P27. Contemporary Topics and Emerging Issues

Session: Session 4, 8:30 – 10:00 am, Saturday 9/30

Category: Individual Papers

Location: Loyalty

Chair: James Coburn (University of Illinois Urbana-Champaign)

Paper Presenter: Partick Peralta

Dictatorship of the Vengeful: The Rise of Civic Authoritarianism in Rodrigo Duterte’s Philippines

Speaker: Patrick Peralta
Role: Paper Presenter
Institution/Affiliation: University of Michigan
Abstract: Since its inception in 2016, the Philippine Drug War has unleashed waves of extreme brutality and terror, revealed in grisly photos of corpses sprawled on Manila’s streets. Thousands of these dead have been discovered under bridges, in alleyways, on sidewalks, in tricycles, and in their own homes, collectively testifying to the merciless power of the drug war’s steward: President Rodrigo Duterte. Yet even as the drug war has been vocally condemned around the world, Duterte remains extremely popular among Filipinos, many of whom approve of, and even participate in, the extrajudicial killings.
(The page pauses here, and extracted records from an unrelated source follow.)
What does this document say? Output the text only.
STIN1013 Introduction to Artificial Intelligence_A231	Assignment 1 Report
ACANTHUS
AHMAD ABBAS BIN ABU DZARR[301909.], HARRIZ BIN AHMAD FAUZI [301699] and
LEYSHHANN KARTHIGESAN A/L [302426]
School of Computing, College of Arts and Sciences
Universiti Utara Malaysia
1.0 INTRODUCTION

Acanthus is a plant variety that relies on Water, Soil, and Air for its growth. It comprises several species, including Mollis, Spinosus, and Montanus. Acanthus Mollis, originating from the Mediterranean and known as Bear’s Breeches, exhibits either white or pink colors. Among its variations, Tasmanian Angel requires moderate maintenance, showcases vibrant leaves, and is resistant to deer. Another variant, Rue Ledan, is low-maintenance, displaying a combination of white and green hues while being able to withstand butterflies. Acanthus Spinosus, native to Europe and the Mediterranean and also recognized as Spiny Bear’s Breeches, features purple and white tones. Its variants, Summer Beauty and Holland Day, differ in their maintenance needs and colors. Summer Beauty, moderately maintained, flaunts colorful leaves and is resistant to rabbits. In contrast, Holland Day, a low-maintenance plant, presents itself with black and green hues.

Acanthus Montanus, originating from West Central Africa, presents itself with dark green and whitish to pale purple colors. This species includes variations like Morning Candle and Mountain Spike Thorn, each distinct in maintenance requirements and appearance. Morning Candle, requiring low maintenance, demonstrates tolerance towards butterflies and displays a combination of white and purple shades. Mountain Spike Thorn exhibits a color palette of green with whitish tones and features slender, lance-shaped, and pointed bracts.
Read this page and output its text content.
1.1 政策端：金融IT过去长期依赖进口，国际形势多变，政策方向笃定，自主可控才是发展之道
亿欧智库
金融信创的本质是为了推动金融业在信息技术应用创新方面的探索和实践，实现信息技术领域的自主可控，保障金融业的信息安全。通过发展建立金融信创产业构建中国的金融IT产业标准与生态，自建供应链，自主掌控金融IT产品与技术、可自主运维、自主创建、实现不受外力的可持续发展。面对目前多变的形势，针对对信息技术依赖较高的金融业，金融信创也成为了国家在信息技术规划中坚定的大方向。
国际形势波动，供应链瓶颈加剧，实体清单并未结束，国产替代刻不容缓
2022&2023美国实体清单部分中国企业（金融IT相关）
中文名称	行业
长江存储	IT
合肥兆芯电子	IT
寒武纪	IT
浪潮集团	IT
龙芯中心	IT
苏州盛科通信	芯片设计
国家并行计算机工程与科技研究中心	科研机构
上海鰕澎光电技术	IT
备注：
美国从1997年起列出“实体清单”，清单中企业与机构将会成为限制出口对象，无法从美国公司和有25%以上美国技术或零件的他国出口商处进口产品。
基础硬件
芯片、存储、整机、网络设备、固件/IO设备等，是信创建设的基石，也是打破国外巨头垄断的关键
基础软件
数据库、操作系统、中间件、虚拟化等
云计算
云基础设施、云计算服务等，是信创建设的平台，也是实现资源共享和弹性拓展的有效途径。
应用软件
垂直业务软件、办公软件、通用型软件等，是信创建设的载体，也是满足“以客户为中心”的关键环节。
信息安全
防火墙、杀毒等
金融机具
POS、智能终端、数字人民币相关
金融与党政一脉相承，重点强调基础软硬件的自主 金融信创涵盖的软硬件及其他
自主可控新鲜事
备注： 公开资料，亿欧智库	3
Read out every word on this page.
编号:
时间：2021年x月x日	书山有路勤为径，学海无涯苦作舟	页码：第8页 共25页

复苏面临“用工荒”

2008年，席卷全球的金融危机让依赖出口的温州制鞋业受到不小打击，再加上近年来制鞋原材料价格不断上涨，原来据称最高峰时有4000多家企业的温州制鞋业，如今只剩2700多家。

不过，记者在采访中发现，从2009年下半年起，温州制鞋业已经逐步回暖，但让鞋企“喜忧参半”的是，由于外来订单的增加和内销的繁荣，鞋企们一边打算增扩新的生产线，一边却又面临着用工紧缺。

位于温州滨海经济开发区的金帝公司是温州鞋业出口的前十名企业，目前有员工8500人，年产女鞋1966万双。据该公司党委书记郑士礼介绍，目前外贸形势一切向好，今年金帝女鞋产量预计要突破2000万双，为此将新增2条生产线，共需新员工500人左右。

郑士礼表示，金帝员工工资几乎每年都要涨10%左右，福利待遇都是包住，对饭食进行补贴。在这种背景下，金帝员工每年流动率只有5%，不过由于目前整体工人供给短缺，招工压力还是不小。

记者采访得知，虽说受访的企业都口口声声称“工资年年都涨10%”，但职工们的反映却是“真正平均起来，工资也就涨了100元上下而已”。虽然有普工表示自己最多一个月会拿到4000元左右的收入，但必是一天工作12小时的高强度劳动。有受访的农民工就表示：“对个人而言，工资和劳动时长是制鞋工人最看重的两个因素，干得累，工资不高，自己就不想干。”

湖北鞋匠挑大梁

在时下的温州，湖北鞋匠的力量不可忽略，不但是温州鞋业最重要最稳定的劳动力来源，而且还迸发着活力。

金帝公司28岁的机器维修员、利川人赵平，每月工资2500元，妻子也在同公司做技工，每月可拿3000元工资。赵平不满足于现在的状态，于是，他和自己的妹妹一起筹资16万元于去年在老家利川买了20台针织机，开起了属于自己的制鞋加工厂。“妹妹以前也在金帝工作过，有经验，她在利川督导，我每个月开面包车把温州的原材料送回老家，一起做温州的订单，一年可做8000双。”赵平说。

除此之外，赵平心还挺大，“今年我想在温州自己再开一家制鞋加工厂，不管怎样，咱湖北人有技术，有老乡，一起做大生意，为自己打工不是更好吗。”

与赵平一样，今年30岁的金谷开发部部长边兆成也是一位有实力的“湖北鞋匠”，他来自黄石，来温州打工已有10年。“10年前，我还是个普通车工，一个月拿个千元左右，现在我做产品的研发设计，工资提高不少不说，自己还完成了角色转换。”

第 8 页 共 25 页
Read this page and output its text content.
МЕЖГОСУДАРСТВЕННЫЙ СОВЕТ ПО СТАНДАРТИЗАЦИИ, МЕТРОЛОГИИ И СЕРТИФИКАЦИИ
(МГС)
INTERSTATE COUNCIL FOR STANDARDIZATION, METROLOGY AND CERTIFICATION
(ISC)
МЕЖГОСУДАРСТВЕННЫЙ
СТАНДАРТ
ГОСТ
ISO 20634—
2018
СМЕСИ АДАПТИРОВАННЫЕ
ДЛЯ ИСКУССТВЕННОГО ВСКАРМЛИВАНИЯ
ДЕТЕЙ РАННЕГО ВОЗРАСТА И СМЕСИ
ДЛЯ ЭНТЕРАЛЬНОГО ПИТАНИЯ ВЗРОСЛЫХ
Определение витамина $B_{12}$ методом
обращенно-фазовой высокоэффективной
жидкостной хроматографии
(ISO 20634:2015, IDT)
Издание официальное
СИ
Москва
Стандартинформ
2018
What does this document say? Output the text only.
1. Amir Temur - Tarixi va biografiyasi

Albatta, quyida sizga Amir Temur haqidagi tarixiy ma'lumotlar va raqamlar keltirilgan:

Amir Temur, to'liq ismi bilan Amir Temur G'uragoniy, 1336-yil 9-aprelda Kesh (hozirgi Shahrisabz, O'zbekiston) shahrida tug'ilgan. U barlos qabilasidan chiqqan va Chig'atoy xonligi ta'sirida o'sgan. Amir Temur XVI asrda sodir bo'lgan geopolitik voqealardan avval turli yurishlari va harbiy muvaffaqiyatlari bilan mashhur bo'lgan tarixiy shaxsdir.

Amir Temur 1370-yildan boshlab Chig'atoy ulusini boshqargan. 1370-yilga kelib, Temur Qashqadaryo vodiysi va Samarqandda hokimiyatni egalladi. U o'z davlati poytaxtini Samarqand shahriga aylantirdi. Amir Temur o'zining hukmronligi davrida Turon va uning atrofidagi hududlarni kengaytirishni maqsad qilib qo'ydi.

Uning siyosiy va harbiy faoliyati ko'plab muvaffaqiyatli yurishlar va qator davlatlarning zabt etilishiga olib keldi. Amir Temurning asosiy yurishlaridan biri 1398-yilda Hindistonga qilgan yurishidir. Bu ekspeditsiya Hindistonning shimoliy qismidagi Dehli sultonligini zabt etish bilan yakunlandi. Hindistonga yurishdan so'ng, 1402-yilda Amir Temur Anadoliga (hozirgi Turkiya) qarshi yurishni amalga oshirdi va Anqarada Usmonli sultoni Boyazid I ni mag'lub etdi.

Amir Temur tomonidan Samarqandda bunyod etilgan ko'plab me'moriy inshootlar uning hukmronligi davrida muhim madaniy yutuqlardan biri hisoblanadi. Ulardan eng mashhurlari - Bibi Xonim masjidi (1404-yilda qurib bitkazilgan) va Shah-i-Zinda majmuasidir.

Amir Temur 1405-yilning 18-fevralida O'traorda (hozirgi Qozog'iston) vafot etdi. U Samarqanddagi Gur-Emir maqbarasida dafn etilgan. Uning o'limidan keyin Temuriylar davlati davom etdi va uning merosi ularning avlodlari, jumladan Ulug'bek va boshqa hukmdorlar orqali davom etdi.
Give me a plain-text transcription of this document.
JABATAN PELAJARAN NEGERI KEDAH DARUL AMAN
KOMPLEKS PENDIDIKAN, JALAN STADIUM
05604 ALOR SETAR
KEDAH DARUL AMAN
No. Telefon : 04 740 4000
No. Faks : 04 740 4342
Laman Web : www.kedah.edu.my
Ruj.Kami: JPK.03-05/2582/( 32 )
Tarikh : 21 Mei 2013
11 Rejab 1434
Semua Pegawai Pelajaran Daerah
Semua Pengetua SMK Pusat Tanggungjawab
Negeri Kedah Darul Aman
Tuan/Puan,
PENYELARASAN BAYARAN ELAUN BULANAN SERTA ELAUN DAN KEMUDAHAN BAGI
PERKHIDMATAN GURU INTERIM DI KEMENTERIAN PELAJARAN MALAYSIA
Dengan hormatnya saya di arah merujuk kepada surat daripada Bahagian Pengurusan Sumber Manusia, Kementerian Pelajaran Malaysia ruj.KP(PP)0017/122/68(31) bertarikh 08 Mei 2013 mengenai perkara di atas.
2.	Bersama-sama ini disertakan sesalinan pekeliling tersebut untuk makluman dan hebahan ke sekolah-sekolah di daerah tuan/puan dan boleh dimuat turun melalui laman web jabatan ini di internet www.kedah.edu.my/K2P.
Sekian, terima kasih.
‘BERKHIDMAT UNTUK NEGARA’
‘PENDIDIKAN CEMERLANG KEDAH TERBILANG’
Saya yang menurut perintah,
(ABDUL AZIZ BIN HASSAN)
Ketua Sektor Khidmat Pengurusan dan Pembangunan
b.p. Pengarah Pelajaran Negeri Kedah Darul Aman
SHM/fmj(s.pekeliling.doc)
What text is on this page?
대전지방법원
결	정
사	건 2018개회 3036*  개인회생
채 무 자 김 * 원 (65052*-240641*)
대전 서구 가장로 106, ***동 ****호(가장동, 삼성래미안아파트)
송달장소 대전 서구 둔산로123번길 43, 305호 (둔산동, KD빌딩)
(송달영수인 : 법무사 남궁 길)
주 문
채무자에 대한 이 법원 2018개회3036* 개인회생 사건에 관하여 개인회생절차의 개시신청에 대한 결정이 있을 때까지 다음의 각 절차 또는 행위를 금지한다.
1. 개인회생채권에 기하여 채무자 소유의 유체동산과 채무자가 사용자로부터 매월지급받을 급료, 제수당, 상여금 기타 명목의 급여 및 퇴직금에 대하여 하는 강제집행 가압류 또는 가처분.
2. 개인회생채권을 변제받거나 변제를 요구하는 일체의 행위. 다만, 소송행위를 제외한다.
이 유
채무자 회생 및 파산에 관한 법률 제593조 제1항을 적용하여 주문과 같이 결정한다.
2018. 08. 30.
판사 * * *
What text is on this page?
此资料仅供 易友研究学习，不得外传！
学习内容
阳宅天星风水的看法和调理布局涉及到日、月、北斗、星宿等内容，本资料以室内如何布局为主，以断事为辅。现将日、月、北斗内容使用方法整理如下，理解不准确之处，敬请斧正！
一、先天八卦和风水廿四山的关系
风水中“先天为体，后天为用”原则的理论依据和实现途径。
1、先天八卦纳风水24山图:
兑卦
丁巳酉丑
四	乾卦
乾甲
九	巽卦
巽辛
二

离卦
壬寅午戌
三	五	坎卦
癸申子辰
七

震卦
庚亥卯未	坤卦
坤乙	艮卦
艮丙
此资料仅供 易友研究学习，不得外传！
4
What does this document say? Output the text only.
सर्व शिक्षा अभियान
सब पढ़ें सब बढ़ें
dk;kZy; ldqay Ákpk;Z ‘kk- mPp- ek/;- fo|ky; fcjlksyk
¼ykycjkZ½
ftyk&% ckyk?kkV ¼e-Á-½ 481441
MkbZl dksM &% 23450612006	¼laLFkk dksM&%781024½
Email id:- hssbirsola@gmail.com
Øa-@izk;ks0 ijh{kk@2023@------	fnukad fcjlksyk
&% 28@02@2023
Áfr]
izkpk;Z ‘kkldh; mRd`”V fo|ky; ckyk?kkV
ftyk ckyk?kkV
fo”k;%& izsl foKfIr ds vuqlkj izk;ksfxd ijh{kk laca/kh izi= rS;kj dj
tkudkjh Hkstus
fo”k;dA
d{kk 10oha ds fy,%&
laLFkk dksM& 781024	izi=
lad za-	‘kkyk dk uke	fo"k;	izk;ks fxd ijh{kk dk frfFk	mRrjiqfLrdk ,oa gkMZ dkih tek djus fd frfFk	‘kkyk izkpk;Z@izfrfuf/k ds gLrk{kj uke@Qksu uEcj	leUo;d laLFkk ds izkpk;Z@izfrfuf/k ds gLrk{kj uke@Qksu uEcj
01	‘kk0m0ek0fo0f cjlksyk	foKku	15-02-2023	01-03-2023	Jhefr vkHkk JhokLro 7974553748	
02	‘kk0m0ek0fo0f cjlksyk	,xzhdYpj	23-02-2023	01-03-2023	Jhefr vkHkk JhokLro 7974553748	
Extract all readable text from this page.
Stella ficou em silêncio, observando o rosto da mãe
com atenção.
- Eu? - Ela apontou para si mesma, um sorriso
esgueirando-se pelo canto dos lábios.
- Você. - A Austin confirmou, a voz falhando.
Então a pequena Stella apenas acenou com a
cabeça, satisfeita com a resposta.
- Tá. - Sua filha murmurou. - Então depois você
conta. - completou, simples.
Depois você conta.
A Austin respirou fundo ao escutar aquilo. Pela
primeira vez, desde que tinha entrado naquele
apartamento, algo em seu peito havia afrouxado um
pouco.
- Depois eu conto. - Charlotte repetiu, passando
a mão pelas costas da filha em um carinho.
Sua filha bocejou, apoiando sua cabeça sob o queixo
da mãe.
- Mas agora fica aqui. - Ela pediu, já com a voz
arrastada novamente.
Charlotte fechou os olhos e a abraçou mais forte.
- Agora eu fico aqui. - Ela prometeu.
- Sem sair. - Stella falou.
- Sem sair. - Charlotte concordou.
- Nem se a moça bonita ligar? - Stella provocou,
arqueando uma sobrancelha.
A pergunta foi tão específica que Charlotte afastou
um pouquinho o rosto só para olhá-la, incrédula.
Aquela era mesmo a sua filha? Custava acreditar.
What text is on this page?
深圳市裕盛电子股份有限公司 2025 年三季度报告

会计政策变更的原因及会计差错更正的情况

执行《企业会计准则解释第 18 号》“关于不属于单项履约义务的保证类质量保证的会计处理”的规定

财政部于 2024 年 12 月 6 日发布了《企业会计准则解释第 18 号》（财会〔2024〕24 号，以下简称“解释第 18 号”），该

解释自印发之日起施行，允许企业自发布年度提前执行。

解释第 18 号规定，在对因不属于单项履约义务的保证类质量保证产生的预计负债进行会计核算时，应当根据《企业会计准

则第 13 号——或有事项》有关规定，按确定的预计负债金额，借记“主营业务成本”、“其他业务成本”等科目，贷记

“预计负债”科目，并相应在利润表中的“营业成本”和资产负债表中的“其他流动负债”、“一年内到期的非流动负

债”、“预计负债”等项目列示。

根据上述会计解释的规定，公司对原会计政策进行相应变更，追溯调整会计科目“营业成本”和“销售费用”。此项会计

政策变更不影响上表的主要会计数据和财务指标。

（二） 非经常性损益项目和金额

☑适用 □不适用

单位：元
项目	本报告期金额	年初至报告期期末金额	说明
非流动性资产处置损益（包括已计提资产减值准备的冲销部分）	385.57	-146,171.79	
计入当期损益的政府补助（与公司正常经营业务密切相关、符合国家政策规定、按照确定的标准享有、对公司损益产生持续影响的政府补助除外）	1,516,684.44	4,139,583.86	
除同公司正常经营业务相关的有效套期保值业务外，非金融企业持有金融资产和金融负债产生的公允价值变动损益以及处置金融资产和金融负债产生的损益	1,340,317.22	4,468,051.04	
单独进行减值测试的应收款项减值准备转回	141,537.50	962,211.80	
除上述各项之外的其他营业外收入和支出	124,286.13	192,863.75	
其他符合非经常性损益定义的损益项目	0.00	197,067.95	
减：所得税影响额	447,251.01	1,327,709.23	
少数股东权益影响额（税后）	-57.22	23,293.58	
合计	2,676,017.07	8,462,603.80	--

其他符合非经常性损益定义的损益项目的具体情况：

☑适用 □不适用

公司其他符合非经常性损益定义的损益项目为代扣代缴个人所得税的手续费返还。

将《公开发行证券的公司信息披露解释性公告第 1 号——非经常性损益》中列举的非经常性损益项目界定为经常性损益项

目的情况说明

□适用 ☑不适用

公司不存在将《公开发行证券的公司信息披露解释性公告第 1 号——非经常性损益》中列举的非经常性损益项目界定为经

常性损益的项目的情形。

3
How has this mass slaughter of human beings been maintained for so long? What drives people to violate and kill their fellow citizens? This paper draws on political theory and survey data to examine the psychology of accepting repression in ways that cannot be explained from the use of compulsory state power. According to what I call “civic authoritarianism,” alienated and disaffected citizens rediscover public agency by engaging in the state’s demonization and repression of targeted groups. From cavalier justifications of nightly killings to vigilante neighborhood “death squads,” such violent energies have afforded a perverse sense of community and thus dashed nearly all hopes of democratic mass resistance. Moreover, with Bongbong Marcos and Sara Duterte leading the country with an overwhelming electoral mandate, illiberal rule will likely be sustained. Can this grassroots repression realistically be overcome in a region already moving against human rights? And how likely will the revolutionary legacies of Asia’s first People Power survive?